The half-life of `Bi^210` is `5` days. What time is taken by `(7//8)^th` part of the sample of decay ?

To solve the problem of finding the time taken for \( \frac{7}{8} \) part of the sample of \( Bi^{210} \) to decay, we can follow these steps: ### Step 1: Understand the Decay Process The half-life of \( Bi^{210} \) is given as 5 days.
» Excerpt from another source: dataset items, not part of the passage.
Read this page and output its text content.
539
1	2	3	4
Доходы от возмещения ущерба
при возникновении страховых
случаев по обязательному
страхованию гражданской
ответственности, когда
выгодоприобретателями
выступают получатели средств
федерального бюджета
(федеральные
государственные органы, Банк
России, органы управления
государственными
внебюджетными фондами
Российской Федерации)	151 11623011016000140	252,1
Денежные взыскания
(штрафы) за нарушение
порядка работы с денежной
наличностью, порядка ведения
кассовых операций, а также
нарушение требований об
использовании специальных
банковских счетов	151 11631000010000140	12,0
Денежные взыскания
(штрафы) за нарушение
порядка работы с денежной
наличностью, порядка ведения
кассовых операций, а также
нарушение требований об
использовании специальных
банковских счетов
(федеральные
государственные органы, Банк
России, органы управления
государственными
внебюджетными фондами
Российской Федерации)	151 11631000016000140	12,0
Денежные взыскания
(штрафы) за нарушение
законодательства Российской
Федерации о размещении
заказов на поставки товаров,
This means that in 5 days, half of the sample will decay. ### Step 2: Determine Remaining Sample After Decay If \( \frac{7}{8} \) of the sample has decayed, then the remaining sample is: \[ N = N_0 - \frac{7}{8}N_0 = \frac{1}{8}N_0 \] where \( N_0 \) is the initial amount of the sample. ### Step 3: Use the Exponential Decay Formula The number of nuclei remaining after time \( t \) can be expressed as: \[ N = N_0 e^{-\lambda t} \] Substituting \( N = \frac{1}{8}N_0 \) into the equation gives: \[ \frac{1}{8}N_0 = N_0 e^{-\lambda t} \] ### Step 4: Simplify the Equation Dividing both sides by \( N_0 \) (assuming \( N_0 \neq 0 \)): \[ \frac{1}{8} = e^{-\lambda t} \] ### Step 5: Solve for \( \lambda \) The half-life \( t_{1/2} \) is related to the decay constant \( \lambda \) by: \[ t_{1/2} = \frac{\ln 2}{\lambda} \] From this, we can express \( \lambda \) as: \[ \lambda = \frac{\ln 2}{t_{1/2}} = \frac{\ln 2}{5 \text{ days}} \] ### Step 6: Substitute \( \lambda \) Back into the Equation Now substituting \( \lambda \) back into the equation: \[ \frac{1}{8} = e^{-\left(\frac{\ln 2}{5}\right)t} \] ### Step 7: Take Natural Logarithm of Both Sides Taking the natural logarithm on both sides: \[ \ln\left(\frac{1}{8}\right) = -\left(\frac{\ln 2}{5}\right)t \] ### Step 8: Simplify the Left Side We know that \( \frac{1}{8} = 2^{-3} \), so: \[ \ln\left(\frac{1}{8}\right) = \ln(2^{-3}) = -3\ln(2) \] Thus, we have: \[ -3\ln(2) = -\left(\frac{\ln 2}{5}\right)t \] ### Step 9: Solve for \( t \) Cancelling \( -\ln(2) \) from both sides gives: \[ 3 = \frac{t}{5} \] Multiplying both sides by 5 results in: \[ t = 15 \text{ days} \] ### Final Answer The time taken for \( \frac{7}{8} \) part of the sample to decay is **15 days**. ---